Ma in patria il gruppo scommette su media e contenuti. Pronta l'offerta di ricapitalizzazione di Le Monde in partnership con Le Nouvel Observateur

di Patrizia Licata
France Telecom diversifica gli investimenti e allarga gli orizzonti. E se in patria guarda al settore media e contenuti, per le entrate dei servizi di telecomunicazione vira con decisione verso i mercati emergenti di Medio Oriente e Africa.

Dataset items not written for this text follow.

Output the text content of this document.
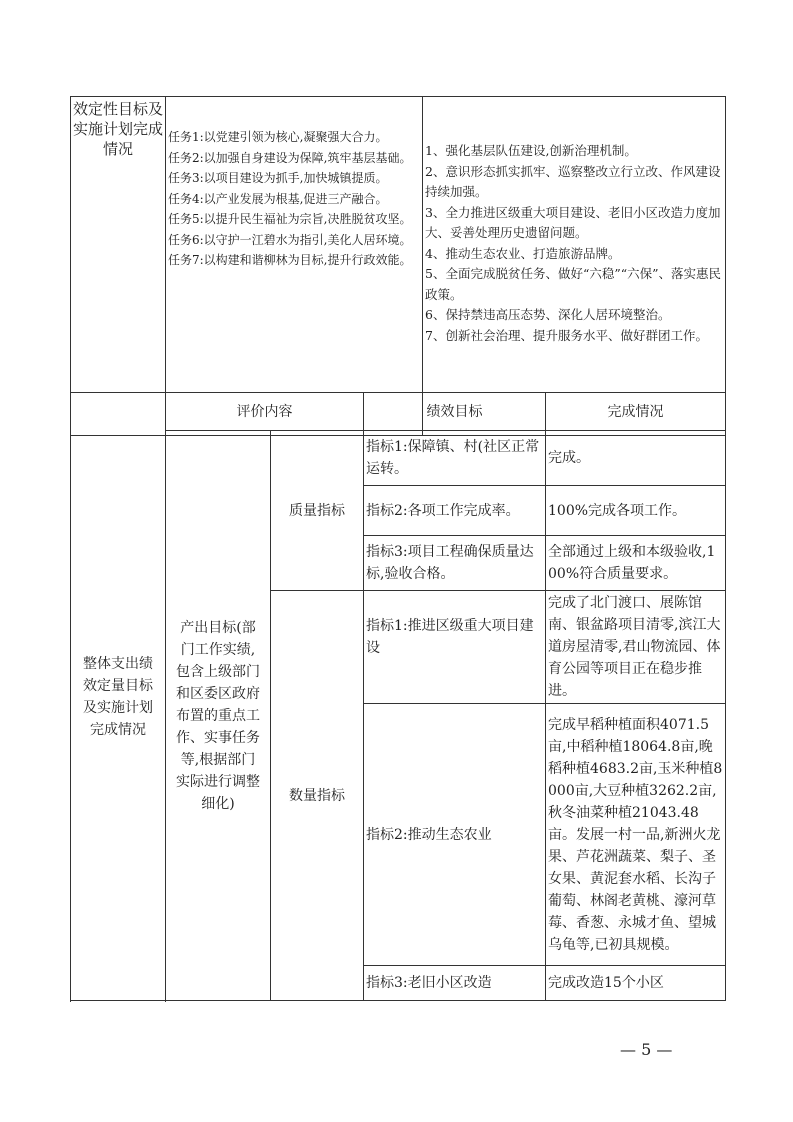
效定性目标及实施计划完成情况	
任务1:以党建引领为核心,凝聚强大合力。
任务2:以加强自身建设为保障,筑牢基层基础。
任务3:以项目建设为抓手,加快城镇提质。
任务4:以产业发展为根基,促进三产融合。
任务5:以提升民生福祉为宗旨,决胜脱贫攻坚。
任务6:以守护一江碧水为指引,美化人居环境。
任务7:以构建和谐柳林为目标,提升行政效能。

1、强化基层队伍建设,创新治理机制。
2、意识形态抓实抓牢、巡察整改立行立改、作风建设持续加强。
3、全力推进区级重大项目建设、老旧小区改造力度加大、妥善处理历史遗留问题。
4、推动生态农业、打造旅游品牌。
5、全面完成脱贫任务、做好“六稳”“六保”、落实惠民政策。
6、保持禁违高压态势、深化人居环境整治。
7、创新社会治理、提升服务水平、做好群团工作。
整体支出绩效定量目标及实施计划完成情况	评价内容		绩效目标	完成情况
	产出目标(部门工作实绩,包含上级部门和区委区政府布置的重点工作、实事任务等,根据部门实际进行调整细化)	质量指标	指标1:保障镇、村(社区正常运转。	完成。
			指标2:各项工作完成率。	100%完成各项工作。
			指标3:项目工程确保质量达标,验收合格。	全部通过上级和本级验收,100%符合质量要求。
		数量指标	指标1:推进区级重大项目建设	完成了北门渡口、展陈馆南、银盆路项目清零,滨江大道房屋清零,君山物流园、体育公园等项目正在稳步推进。
			指标2:推动生态农业	完成早稻种植面积4071.5亩,中稻种植18064.8亩,晚稻种植4683.2亩,玉米种植8000亩,大豆种植3262.2亩,秋冬油菜种植21043.48亩。发展一村一品,新洲火龙果、芦花洲蔬菜、梨子、圣女果、黄泥套水稻、长沟子葡萄、林阁老黄桃、濠河草莓、香葱、永城才鱼、望城乌龟等,已初具规模。
			指标3:老旧小区改造	完成改造15个小区

— 5 —
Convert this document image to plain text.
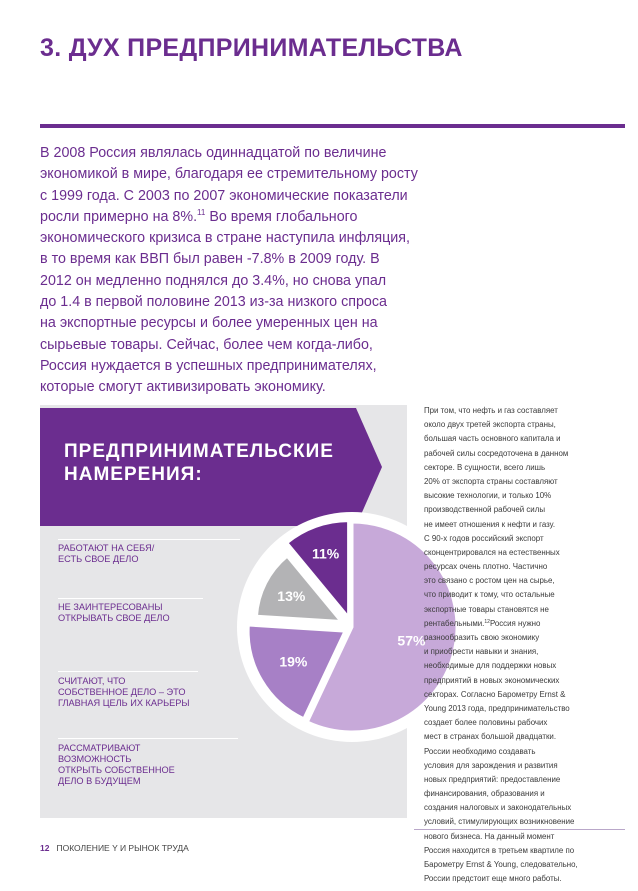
3. ДУХ ПРЕДПРИНИМАТЕЛЬСТВА
В 2008 Россия являлась одиннадцатой по величине
экономикой в мире, благодаря ее стремительному росту
с 1999 года. С 2003 по 2007 экономические показатели
росли примерно на 8%.$^{11}$ Во время глобального
экономического кризиса в стране наступила инфляция,
в то время как ВВП был равен -7.8% в 2009 году. В
2012 он медленно поднялся до 3.4%, но снова упал
до 1.4 в первой половине 2013 из-за низкого спроса
на экспортные ресурсы и более умеренных цен на
сырьевые товары. Сейчас, более чем когда-либо,
Россия нуждается в успешных предпринимателях,
которые смогут активизировать экономику.
ПРЕДПРИНИМАТЕЛЬСКИЕ
НАМЕРЕНИЯ:
РАБОТАЮТ НА СЕБЯ/
ЕСТЬ СВОЕ ДЕЛО
НЕ ЗАИНТЕРЕСОВАНЫ
ОТКРЫВАТЬ СВОЕ ДЕЛО
СЧИТАЮТ, ЧТО
СОБСТВЕННОЕ ДЕЛО – ЭТО
ГЛАВНАЯ ЦЕЛЬ ИХ КАРЬЕРЫ
РАССМАТРИВАЮТ
ВОЗМОЖНОСТЬ
ОТКРЫТЬ СОБСТВЕННОЕ
ДЕЛО В БУДУЩЕМ
57%
19%
13%
11%
При том, что нефть и газ составляет
около двух третей экспорта страны,
большая часть основного капитала и
рабочей силы сосредоточена в данном
секторе. В сущности, всего лишь
20% от экспорта страны составляют
высокие технологии, и только 10%
производственной рабочей силы
не имеет отношения к нефти и газу.
С 90-х годов российский экспорт
сконцентрировался на естественных
ресурсах очень плотно. Частично
это связано с ростом цен на сырье,
что приводит к тому, что остальные
экспортные товары становятся не
рентабельными.$^{12}$Россия нужно
разнообразить свою экономику
и приобрести навыки и знания,
необходимые для поддержки новых
предприятий в новых экономических
секторах. Согласно Барометру Ernst &
Young 2013 года, предпринимательство
создает более половины рабочих
мест в странах большой двадцатки.
России необходимо создавать
условия для зарождения и развития
новых предприятий: предоставление
финансирования, образования и
создания налоговых и законодательных
условий, стимулирующих возникновение
нового бизнеса. На данный момент
Россия находится в третьем квартиле по
Барометру Ernst & Young, следовательно,
России предстоит еще много работы.
12 ПОКОЛЕНИЕ Y И РЫНОК ТРУДА
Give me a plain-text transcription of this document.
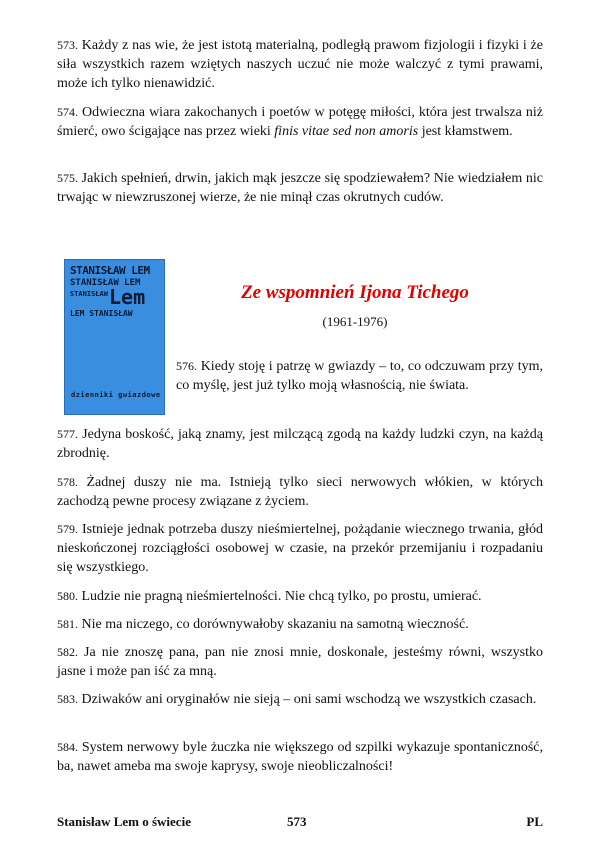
573. Każdy z nas wie, że jest istotą materialną, podległą prawom fizjologii i fizyki i że siła wszystkich razem wziętych naszych uczuć nie może walczyć z tymi prawami, może ich tylko nienawidzić.

574. Odwieczna wiara zakochanych i poetów w potęgę miłości, która jest trwalsza niż śmierć, owo ścigające nas przez wieki finis vitae sed non amoris jest kłamstwem.

575. Jakich spełnień, drwin, jakich mąk jeszcze się spodziewałem? Nie wiedziałem nic trwając w niewzruszonej wierze, że nie minął czas okrutnych cudów.

STANISŁAW LEM
STANISŁAW LEM
STANISŁAW Lem
LEM STANISŁAW
dzienniki gwiazdowe
Ze wspomnień Ijona Tichego
(1961-1976)

576. Kiedy stoję i patrzę w gwiazdy – to, co odczuwam przy tym, co myślę, jest już tylko moją własnością, nie świata.

577. Jedyna boskość, jaką znamy, jest milczącą zgodą na każdy ludzki czyn, na każdą zbrodnię.

578. Żadnej duszy nie ma. Istnieją tylko sieci nerwowych włókien, w których zachodzą pewne procesy związane z życiem.

579. Istnieje jednak potrzeba duszy nieśmiertelnej, pożądanie wiecznego trwania, głód nieskończonej rozciągłości osobowej w czasie, na przekór przemijaniu i rozpadaniu się wszystkiego.

580. Ludzie nie pragną nieśmiertelności. Nie chcą tylko, po prostu, umierać.

581. Nie ma niczego, co dorównywałoby skazaniu na samotną wieczność.

582. Ja nie znoszę pana, pan nie znosi mnie, doskonale, jesteśmy równi, wszystko jasne i może pan iść za mną.

583. Dziwaków ani oryginałów nie sieją – oni sami wschodzą we wszystkich czasach.

584. System nerwowy byle żuczka nie większego od szpilki wykazuje spontaniczność, ba, nawet ameba ma swoje kaprysy, swoje nieobliczalności!

Stanisław Lem o świecie	573	PL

In Francia, Ft si è alleata con il gruppo Nouvel Observateur per presentare un’offerta per la ricapitalizzazione di Le Monde. Come reso noto dal presidente Claude Perdriel, Le Nouvel Observateur proporrà con France Telecom di pagare 80 milioni di euro, di cui 20-25 milioni provenienti da Ft, per l’acquisto del 67% di Le Monde. Se l’offerta sarà accettata, la telecom francese avrà il 16-17% del prestigioso gruppo editoriale (mentre Perdriel diventerà azionista di maggioranza e operatore di Le Monde).

All’estero, invece, France Telecom mette l’acceleratore sul business africano e medio-orientale e fa sapere, tramite il direttore generale Stephane Richard, di voler raddoppiare il giro d’affari nei Paesi emergenti in soli tre anni, e non cinque come indicato in passato. “La crescita organica ci permetterà”, ha affermato Richard nel corso del forum delle telecomunicazioni e Internet organizzato dal giornale Les Echos, “di aumentare le nostre vendite di 1,5 miliardi di euro”.

“La nostra terra di predilezione è l’Africa: il pil per abitante in questo continente sarà superiore a quello dell’India nel 2010. L’Africa è una zona nella quale esistono vere prospettive di crescita nei prossimi dieci anni”, ha proseguito Richard. L’Algeria può essere un mercato su cui fare rotta: l’alleato di Ft in Egitto, Orascom, è presente nel Paese nord-africano ma sta incontrando problemi col governo; non si tratta di una priorità, ma il numero uno di Ft non esclude di lavorare con Orascom sul dossier algerino, in accordo “con le autorità pubbliche locali”.